In the wake of World Series Game 1, I came across a comment thread in a Facebook discussion group that neatly summed up the pitfalls of every fan’s favorite postseason pastime: first- or second-guessing the manager. It started when someone posted a tweet by an ESPN researcher, who noted that Dodgers right-handed reliever Pedro Báez, whom manager Dave Roberts removed in the seventh inning of Game 1 with left-handed-hitting Red Sox third baseman Rafael Devers due up, had not allowed a hit in 31 at-bats against a lefty since July 26. Most of the replies to that tweet—and the person who posted it on Facebook—interpreted the stat as a scathing indictment of Roberts, who clearly had been too beholden to handedness to realize the fact right in front of his face: Báez, who had struck out the first two batters he’d pitched to (including lefty pinch-hitter Mitch Moreland), was a lefty killer all along. So in came southpaw pitcher Alex Wood, and out went a three-run homer by right-handed pinch-hitter Eduardo Núñez, a dagger to the Dodgers in what was until then a one-run game.
“Given the game situation, the ‘eye test,’ and readily available information, the move made no sense at all,” the first commenter said. “Just over-managing based on old, crappy baseball traditions.”
Except, well, wait a second.
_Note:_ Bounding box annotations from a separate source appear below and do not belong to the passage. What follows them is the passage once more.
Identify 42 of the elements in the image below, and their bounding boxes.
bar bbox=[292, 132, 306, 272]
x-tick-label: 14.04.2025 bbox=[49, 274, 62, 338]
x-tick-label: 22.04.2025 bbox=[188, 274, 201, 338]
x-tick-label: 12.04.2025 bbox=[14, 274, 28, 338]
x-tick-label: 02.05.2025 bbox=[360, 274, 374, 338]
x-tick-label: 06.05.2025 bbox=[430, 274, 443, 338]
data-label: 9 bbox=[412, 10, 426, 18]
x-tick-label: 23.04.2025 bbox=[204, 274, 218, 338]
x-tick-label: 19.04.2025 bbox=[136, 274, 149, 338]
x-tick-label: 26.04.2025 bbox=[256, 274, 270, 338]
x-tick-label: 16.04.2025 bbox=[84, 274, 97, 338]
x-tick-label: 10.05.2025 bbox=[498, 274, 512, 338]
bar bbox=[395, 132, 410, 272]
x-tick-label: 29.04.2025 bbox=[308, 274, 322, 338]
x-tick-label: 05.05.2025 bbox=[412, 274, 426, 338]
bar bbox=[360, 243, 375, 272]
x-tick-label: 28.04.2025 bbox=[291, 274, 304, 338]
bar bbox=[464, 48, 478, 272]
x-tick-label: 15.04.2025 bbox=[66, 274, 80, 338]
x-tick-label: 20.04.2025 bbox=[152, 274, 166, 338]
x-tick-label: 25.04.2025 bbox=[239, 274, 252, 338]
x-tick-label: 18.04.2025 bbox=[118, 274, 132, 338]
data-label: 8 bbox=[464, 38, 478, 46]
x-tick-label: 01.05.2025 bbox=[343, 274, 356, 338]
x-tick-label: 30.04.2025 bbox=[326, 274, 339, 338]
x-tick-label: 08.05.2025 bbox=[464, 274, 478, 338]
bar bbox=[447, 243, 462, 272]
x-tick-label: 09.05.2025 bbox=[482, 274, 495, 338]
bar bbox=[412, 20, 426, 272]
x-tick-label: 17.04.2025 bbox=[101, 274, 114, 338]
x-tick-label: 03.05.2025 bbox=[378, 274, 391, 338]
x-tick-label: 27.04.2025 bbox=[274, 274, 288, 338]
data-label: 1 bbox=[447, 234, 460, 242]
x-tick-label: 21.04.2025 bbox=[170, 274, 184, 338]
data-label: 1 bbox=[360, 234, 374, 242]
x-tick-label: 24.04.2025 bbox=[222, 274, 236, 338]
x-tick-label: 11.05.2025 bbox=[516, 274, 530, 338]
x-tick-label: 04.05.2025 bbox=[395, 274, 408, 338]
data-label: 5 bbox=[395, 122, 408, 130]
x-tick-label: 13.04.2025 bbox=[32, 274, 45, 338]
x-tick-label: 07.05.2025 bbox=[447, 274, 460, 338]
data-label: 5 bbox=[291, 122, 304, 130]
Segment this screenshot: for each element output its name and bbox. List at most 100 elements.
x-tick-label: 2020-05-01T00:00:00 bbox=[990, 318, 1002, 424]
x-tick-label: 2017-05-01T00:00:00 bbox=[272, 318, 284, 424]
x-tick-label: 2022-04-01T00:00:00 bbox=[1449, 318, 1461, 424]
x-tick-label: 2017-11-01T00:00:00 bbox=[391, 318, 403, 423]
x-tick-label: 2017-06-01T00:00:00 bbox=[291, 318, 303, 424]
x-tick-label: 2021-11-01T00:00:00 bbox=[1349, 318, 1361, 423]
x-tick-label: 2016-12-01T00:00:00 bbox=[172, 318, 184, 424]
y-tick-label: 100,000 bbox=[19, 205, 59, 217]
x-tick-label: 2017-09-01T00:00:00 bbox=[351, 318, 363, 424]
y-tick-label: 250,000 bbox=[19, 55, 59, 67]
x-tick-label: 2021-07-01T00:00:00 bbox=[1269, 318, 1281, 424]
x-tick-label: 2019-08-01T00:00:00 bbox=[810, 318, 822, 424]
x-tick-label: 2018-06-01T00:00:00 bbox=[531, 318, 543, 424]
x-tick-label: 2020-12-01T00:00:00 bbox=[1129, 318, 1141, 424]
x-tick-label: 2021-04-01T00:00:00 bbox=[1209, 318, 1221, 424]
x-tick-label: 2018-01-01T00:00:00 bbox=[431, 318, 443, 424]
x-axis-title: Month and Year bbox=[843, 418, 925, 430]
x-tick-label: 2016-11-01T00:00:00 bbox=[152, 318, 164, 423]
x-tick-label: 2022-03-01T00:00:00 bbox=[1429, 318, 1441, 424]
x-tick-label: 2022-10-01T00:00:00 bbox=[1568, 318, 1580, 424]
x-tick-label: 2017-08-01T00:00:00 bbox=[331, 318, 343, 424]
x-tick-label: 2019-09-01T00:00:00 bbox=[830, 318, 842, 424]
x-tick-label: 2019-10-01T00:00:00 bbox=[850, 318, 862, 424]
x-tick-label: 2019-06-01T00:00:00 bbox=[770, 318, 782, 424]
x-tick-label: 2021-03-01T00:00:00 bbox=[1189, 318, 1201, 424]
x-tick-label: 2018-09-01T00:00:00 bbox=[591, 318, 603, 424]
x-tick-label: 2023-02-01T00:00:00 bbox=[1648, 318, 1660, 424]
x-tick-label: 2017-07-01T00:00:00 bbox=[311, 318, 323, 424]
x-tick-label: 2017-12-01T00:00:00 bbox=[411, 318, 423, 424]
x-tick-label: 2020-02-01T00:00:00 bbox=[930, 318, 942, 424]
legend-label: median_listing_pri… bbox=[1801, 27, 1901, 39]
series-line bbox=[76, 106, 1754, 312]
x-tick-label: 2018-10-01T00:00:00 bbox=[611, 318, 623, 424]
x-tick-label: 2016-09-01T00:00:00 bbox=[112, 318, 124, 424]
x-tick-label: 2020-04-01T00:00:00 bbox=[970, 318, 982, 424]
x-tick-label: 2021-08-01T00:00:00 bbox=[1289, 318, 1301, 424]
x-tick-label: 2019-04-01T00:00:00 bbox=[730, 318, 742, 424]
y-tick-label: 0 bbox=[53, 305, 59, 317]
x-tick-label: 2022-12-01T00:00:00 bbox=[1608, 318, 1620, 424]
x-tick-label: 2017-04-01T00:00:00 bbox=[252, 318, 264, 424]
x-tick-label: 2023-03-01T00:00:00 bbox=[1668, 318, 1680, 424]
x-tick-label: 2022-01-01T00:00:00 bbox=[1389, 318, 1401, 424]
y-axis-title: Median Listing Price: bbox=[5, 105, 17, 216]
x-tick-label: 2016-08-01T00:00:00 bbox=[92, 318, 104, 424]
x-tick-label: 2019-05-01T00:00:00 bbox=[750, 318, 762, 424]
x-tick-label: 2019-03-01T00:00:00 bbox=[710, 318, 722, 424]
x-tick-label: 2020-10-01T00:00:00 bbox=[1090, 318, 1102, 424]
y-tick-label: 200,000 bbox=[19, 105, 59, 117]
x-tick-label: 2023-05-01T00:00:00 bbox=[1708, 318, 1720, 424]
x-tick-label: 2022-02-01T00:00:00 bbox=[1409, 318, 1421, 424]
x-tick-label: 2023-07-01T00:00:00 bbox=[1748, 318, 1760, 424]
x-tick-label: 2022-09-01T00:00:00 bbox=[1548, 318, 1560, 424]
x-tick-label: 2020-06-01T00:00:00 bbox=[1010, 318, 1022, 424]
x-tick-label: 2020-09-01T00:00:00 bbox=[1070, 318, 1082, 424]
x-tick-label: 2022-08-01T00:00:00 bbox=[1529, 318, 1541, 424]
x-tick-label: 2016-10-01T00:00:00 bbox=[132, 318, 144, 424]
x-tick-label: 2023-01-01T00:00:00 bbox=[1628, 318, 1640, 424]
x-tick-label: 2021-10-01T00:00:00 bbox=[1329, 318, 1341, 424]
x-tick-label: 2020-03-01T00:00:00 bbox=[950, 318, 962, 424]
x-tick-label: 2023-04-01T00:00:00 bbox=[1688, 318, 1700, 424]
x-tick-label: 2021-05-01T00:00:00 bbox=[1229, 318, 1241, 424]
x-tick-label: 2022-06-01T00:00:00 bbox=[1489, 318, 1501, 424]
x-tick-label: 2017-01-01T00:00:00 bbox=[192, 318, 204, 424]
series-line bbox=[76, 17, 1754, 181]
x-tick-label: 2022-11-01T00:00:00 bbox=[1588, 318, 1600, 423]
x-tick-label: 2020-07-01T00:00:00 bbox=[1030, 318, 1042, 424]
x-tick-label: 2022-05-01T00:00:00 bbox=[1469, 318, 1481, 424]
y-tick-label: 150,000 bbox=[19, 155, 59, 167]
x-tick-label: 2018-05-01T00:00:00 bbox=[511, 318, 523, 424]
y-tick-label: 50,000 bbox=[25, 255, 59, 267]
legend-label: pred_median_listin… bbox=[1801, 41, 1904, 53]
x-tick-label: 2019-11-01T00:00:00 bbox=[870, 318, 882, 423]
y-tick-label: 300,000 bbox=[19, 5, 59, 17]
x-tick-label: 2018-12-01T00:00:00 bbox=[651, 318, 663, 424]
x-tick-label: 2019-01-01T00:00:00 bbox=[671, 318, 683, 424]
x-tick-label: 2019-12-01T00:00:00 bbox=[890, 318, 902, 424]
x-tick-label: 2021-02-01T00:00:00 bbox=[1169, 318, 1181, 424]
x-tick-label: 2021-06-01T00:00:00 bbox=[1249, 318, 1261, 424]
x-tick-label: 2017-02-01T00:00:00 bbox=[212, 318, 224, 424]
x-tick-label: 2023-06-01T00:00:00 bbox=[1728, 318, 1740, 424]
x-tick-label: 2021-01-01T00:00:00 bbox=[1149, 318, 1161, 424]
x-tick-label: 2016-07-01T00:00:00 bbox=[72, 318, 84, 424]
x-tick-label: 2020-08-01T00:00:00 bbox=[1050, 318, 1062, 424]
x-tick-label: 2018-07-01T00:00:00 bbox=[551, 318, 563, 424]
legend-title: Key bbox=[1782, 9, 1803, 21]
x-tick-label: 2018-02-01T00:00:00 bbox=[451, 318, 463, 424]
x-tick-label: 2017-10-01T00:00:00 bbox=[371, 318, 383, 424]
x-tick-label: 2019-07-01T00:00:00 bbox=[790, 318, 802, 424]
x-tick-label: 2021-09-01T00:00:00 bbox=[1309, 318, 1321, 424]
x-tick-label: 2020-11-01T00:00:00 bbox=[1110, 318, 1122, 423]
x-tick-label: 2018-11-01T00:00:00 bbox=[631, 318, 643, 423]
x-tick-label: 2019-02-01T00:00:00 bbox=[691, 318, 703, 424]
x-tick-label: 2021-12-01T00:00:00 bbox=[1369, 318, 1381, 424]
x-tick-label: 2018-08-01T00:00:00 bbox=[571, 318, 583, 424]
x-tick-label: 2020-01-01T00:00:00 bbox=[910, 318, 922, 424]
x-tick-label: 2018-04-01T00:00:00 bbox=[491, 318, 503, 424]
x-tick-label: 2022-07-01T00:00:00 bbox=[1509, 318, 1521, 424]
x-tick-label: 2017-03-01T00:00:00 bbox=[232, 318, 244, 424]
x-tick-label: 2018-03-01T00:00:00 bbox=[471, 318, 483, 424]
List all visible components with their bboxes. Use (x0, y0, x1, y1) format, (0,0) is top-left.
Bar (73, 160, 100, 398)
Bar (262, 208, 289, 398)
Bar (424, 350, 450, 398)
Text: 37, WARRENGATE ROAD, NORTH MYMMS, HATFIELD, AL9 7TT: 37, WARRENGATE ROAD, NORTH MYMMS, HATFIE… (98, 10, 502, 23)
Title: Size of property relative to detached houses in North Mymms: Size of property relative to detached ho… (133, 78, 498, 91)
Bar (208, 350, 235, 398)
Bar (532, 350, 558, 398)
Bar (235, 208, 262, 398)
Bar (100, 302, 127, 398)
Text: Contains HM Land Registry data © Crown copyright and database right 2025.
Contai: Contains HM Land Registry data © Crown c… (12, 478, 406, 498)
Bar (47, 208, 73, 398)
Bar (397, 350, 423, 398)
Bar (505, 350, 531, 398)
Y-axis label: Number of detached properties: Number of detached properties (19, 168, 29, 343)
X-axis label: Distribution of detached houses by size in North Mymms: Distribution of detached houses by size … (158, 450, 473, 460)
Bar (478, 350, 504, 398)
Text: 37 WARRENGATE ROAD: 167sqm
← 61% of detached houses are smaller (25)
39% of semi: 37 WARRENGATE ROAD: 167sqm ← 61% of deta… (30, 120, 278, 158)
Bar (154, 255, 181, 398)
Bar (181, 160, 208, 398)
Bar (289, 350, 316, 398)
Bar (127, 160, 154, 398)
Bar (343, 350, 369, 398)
The second commenter didn’t see it that way. However hitless they are, he argued, 31 at-bats constitutes a small sample. Dig a little deeper, and Báez’s vulnerabilities become clear. Yes, he has flashier superficial stats against lefties, both in 2018 and throughout his five-year career, but the peripherals don’t lie. This season, Báez’s strikeout-minus-walk rates against hitters of each handedness told dramatically different stories: The reliever ranked in the 90th percentile among pitchers with as many righties faced and the sixth percentile among pitchers with as many lefties faced. Clearly Roberts was wisely looking past a bit of BABIP luck and relying on more meaningful and predictive data. “I don’t think this was an indefensible decision at all,” the second commenter said. “I think it was the right move, that backfired.” The debate continued along lines that would feel familiar to every fan who’s ever debated a team’s tactical decision—which is to say, every fan.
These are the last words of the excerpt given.